Gallic acid attenuates blood-spinal cord barrier disruption by
inhibiting Jmjd3 expression and activation after spinal cord injury
Abstract
Background and Purpose: After spinal cord injury (SCI), blood-spinal
cord barrier (BSCB) disruption results in secondary injury including
apoptotic cell death of neurons and oligodendrocytes, thereby leads to
permanent neurological deficits. Recently, we reported that the histone
H3K27me3 demethylase Jmjd3 plays a role in regulating BSCB integrity
after SCI. Here, we investigated whether gallic acid (GA), a natural
phenolic compound that is known to be anti-inflammatory, regulates Jmjd3
expression and activation, thereby attenuates BSCB disruption following
the inflammatory response and improves functional recovery after SCI.
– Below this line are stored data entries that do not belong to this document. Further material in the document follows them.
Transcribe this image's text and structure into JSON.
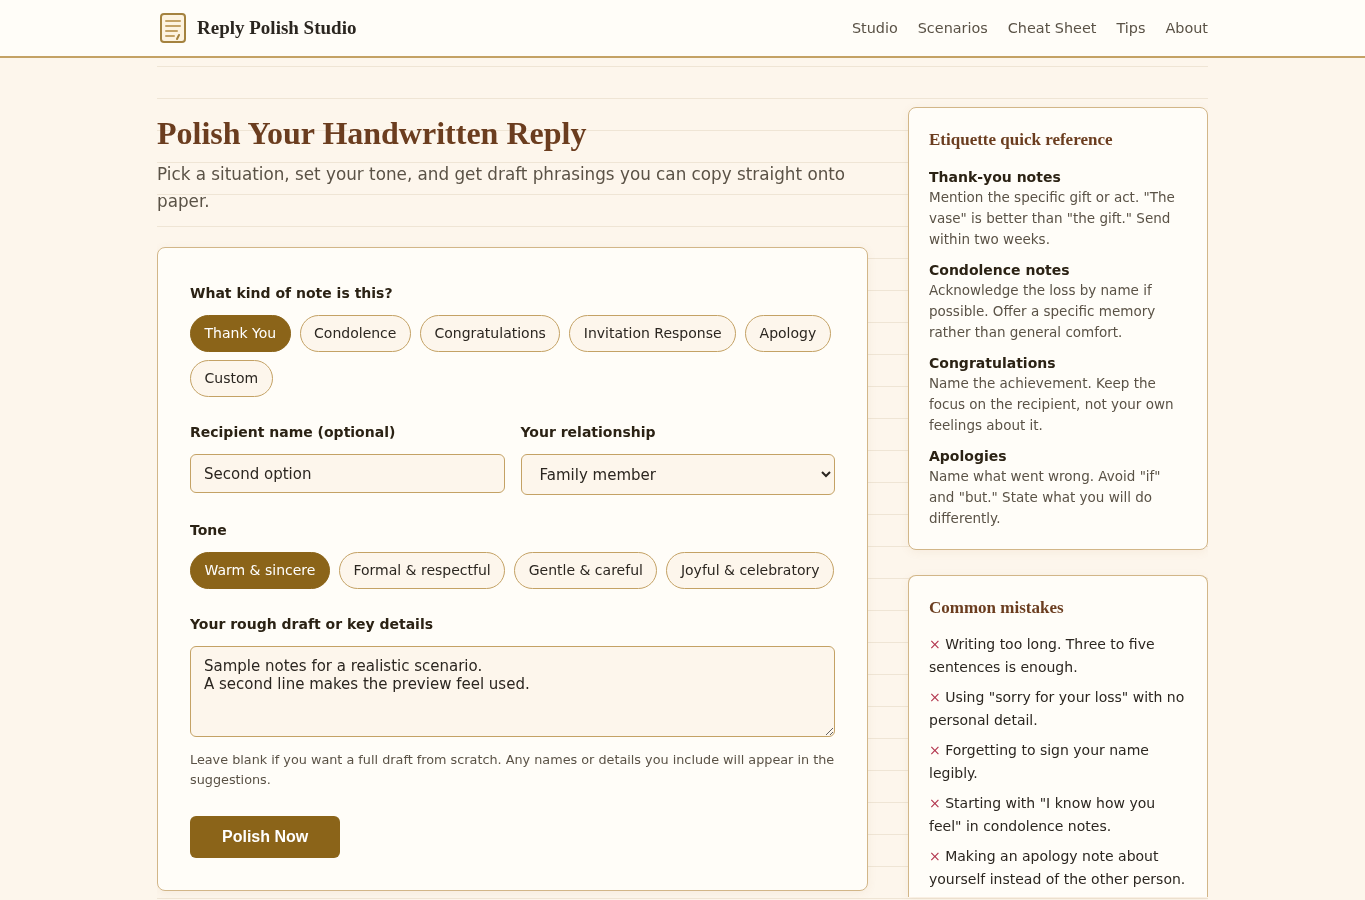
{
  "header": {
    "brand": "Reply Polish Studio",
    "nav": [
      "Studio",
      "Scenarios",
      "Cheat Sheet",
      "Tips",
      "About"
    ]
  },
  "intro": {
    "title": "Polish Your Handwritten Reply",
    "subtitle": "Pick a situation, set your tone, and get draft phrasings you can copy straight onto paper."
  },
  "form": {
    "note_type": {
      "label": "What kind of note is this?",
      "options": [
        {
          "label": "Thank You",
          "selected": true
        },
        {
          "label": "Condolence",
          "selected": false
        },
        {
          "label": "Congratulations",
          "selected": false
        },
        {
          "label": "Invitation Response",
          "selected": false
        },
        {
          "label": "Apology",
          "selected": false
        },
        {
          "label": "Custom",
          "selected": false
        }
      ]
    },
    "recipient": {
      "label": "Recipient name (optional)",
      "value": "Second option"
    },
    "relationship": {
      "label": "Your relationship",
      "value": "Family member"
    },
    "tone": {
      "label": "Tone",
      "options": [
        {
          "label": "Warm & sincere",
          "selected": true
        },
        {
          "label": "Formal & respectful",
          "selected": false
        },
        {
          "label": "Gentle & careful",
          "selected": false
        },
        {
          "label": "Joyful & celebratory",
          "selected": false
        }
      ]
    },
    "draft": {
      "label": "Your rough draft or key details",
      "value": "Sample notes for a realistic scenario.\nA second line makes the preview feel used."
    },
    "hint": "Leave blank if you want a full draft from scratch. Any names or details you include will appear in the suggestions.",
    "submit": "Polish Now"
  },
  "sidebar": {
    "reference": {
      "title": "Etiquette quick reference",
      "items": [
        {
          "heading": "Thank-you notes",
          "text": "Mention the specific gift or act. \"The vase\" is better than \"the gift.\" Send within two weeks."
        },
        {
          "heading": "Condolence notes",
          "text": "Acknowledge the loss by name if possible. Offer a specific memory rather than general comfort."
        },
        {
          "heading": "Congratulations",
          "text": "Name the achievement. Keep the focus on the recipient, not your own feelings about it."
        },
        {
          "heading": "Apologies",
          "text": "Name what went wrong. Avoid \"if\" and \"but.\" State what you will do differently."
        }
      ]
    },
    "mistakes": {
      "title": "Common mistakes",
      "items": [
        {
          "marker": "×",
          "text": "Writing too long. Three to five sentences is enough."
        },
        {
          "marker": "×",
          "text": "Using \"sorry for your loss\" with no personal detail."
        },
        {
          "marker": "×",
          "text": "Forgetting to sign your name legibly."
        },
        {
          "marker": "×",
          "text": "Starting with \"I know how you feel\" in condolence notes."
        },
        {
          "marker": "×",
          "text": "Making an apology note about yourself instead of the other person."
        }
      ]
    }
  }
}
Experimental Approach: Rats were contused at T9 and treated with GA (50
mg/kg) via intraperitoneal injection immediately, 6 h and 12 h after
SCI, and further treated for 7 d with the same dose once a day. To
elucidate the underlying mechanism, we evaluated Jmjd3 activity and
expression, and assessed BSCB permeability by Evans blue assay after
SCI. Key Results: GA significantly inhibited Jmjd3 expression and
activation after injury both in vitro and in vivo. GA also attenuated
the expression and activation of matrix metalloprotease-9, which is well
known to disrupt the BSCB after SCI. Consistent with these findings, GA
attenuated BSCB disruption and reduced the infiltration of neutrophils
and macrophages compared with the vehicle control. Finally, GA
significantly alleviated apoptotic cell death of neurons and
oligodendrocytes and improved behavior functions. Conclusions and
Implications: Based on these data, we propose that GA can exert a
neuroprotective effect by inhibiting Jmjd3 activity and expression
followed the downregulation of matrix metalloprotease-9, eventually
attenuating BSCB disruption after SCI.